In 2007, the Commission imposed total fines of over EUR300 million on seven groups of manufacturers of “fasteners” (zippers) for multiple infringements of EU competition rules.2 For one of these infringements, YKK Group received a fine of approximately EUR69 million, of which EUR19 million was imposed solely on YKK’s subsidiary — YKK Stocko — for an infringement that lasted six years prior to YKK Stocko’s acquisition by YKK Group.
In calculating the fine, the Commission used a single 10 percent cap for the entire duration of the infringement calculated on the consolidated global turnover of the YKK Group at the time the decision was adopted. This resulted in a fine on YKK Stocko for the infringement in the pre-acquisition period that was more than 50 percent of YKK Stocko’s turnover the year preceding the imposition of the fine.
Before the General Court, YKK Stocko challenged the way the Commission had calculated the fine for the pre-acquisition period of the infringement, arguing that it infringed Article 23(2) of Regulation 1/2003. The General Court rejected the appeal and upheld the Commission’s decision.
YKK Stocko thereafter appealed to the European Court of Justice. In the 4 September 2014 judgment, the Court of Justice set aside the General Court’s analysis as regards the 10 percent limit on YKK Stocko’s fine for the period before its acquisition.

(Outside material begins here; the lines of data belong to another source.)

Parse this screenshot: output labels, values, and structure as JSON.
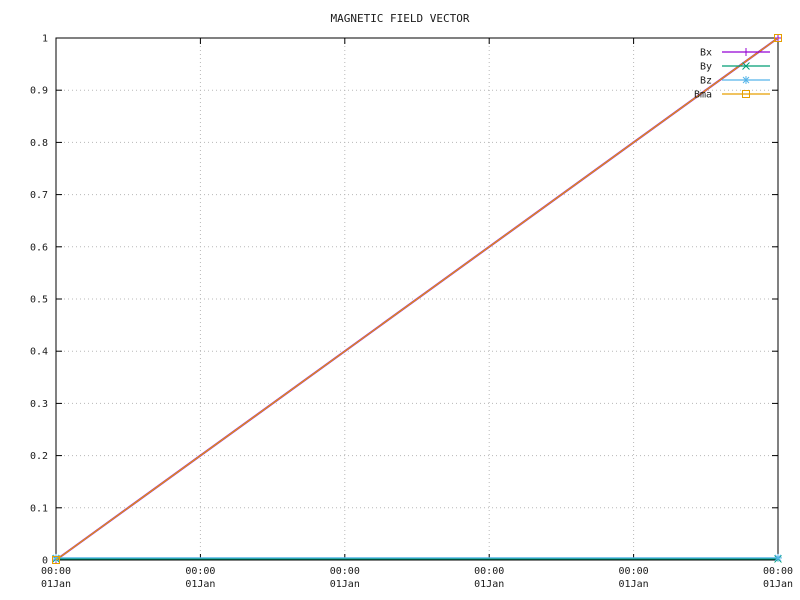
{
  "chart_data": {
    "type": "line",
    "title": "MAGNETIC FIELD VECTOR",
    "xlabel": "",
    "ylabel": "",
    "xlim": [
      0,
      5
    ],
    "ylim": [
      0,
      1
    ],
    "grid": true,
    "grid_style": "dotted",
    "legend_position": "top-right",
    "y_ticks": [
      "0",
      "0.1",
      "0.2",
      "0.3",
      "0.4",
      "0.5",
      "0.6",
      "0.7",
      "0.8",
      "0.9",
      "1"
    ],
    "y_tick_values": [
      0,
      0.1,
      0.2,
      0.3,
      0.4,
      0.5,
      0.6,
      0.7,
      0.8,
      0.9,
      1
    ],
    "x_tick_values": [
      0,
      1,
      2,
      3,
      4,
      5
    ],
    "x_tick_time_labels": [
      "00:00",
      "00:00",
      "00:00",
      "00:00",
      "00:00",
      "00:00"
    ],
    "x_tick_date_labels": [
      "01Jan",
      "01Jan",
      "01Jan",
      "01Jan",
      "01Jan",
      "01Jan"
    ],
    "series": [
      {
        "name": "Bx",
        "color": "#9400D3",
        "marker": "plus",
        "x": [
          0,
          5
        ],
        "y": [
          0,
          1
        ]
      },
      {
        "name": "By",
        "color": "#009E73",
        "marker": "x",
        "x": [
          0,
          5
        ],
        "y": [
          0.002,
          0.002
        ]
      },
      {
        "name": "Bz",
        "color": "#56B4E9",
        "marker": "asterisk",
        "x": [
          0,
          5
        ],
        "y": [
          0.004,
          0.004
        ]
      },
      {
        "name": "Bma",
        "color": "#E69F00",
        "marker": "square-open",
        "x": [
          0,
          5
        ],
        "y": [
          0,
          1
        ]
      }
    ],
    "colors": {
      "axis": "#000000",
      "grid": "#b8b8b8",
      "text": "#1a1a1a",
      "background": "#ffffff"
    }
  }
}
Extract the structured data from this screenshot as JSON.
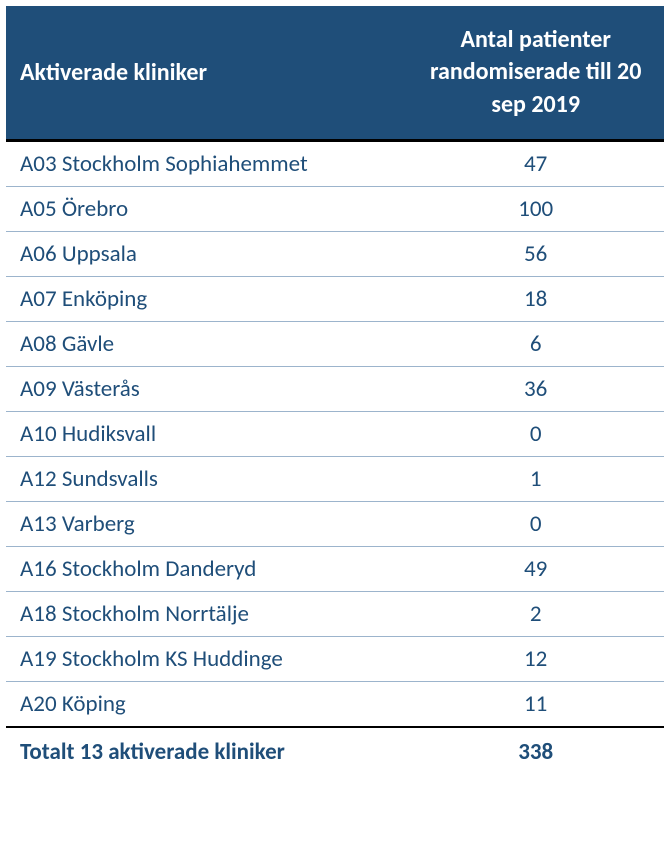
{
  "table": {
    "header": {
      "clinic_label": "Aktiverade kliniker",
      "count_label": "Antal patienter randomiserade till 20 sep 2019"
    },
    "rows": [
      {
        "clinic": "A03 Stockholm Sophiahemmet",
        "count": "47"
      },
      {
        "clinic": "A05 Örebro",
        "count": "100"
      },
      {
        "clinic": "A06 Uppsala",
        "count": "56"
      },
      {
        "clinic": "A07 Enköping",
        "count": "18"
      },
      {
        "clinic": "A08 Gävle",
        "count": "6"
      },
      {
        "clinic": "A09 Västerås",
        "count": "36"
      },
      {
        "clinic": "A10 Hudiksvall",
        "count": "0"
      },
      {
        "clinic": "A12 Sundsvalls",
        "count": "1"
      },
      {
        "clinic": "A13 Varberg",
        "count": "0"
      },
      {
        "clinic": "A16 Stockholm Danderyd",
        "count": "49"
      },
      {
        "clinic": "A18 Stockholm Norrtälje",
        "count": "2"
      },
      {
        "clinic": "A19 Stockholm KS Huddinge",
        "count": "12"
      },
      {
        "clinic": "A20 Köping",
        "count": "11"
      }
    ],
    "footer": {
      "label": "Totalt 13 aktiverade kliniker",
      "total": "338"
    },
    "style": {
      "header_bg": "#1f4e79",
      "header_text_color": "#ffffff",
      "body_text_color": "#1f4e79",
      "row_border_color": "#9cb4cc",
      "header_bottom_border": "#000000",
      "footer_top_border": "#000000",
      "font_family": "Calibri",
      "header_font_size_pt": 18,
      "body_font_size_pt": 17,
      "col_widths_pct": [
        61,
        39
      ]
    }
  }
}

In line with Advocate General Wathelet’s opinion of February 2014, the Court held that the Commission had erred in using a single 10 percent cap for periods of infringement during which different companies were liable. For the period of YKK Stocko’s sole liability, the Commission should have capped the fine at 10 percent of YKK Stocko’s own turnover in the year before the decision was adopted, rather than at 10 percent of the consolidated turnover of the YKK Group companies that were not liable for that period. In other words, the Court held, if the infringement for a certain period is attributed solely to a subsidiary and not to the parent company, the 10 percent limit on the part of the fine relative to such period shall be calculated only on the turnover of the liable subsidiary.
The Court dismissed the Commission’s approach stating the concept of an “undertaking participating in the infringement” cannot have different scopes when attributing responsibility for the infringement and when determining the 10% upper limit on fines. Moreover, the Commission’s approach to calculation of the 10% cap was incompatible with the fundamental principles of personal responsibility, individuality of penalties and proportionality.
The Court of Justice’s judgment brings a much-awaited clarification on a lingering question of EU competition fining rules by solidifying the innovative approach in the revised Prestressing Steel decision. A 10 percent cap calculated on the basis of a company’s own rather than of the group’s turnover can significantly limit the amount of the fine, especially in situations in which for a significant part of the infringement no joint liability exists. This should ensure that fines are proportionate to the size of the company which committed the infringement. The ruling also increases predictability and will facilitate negotiation of indemnities in M&A transactions by allowing a purchaser to put a figure on the potential antitrust liability of the target company for past conduct.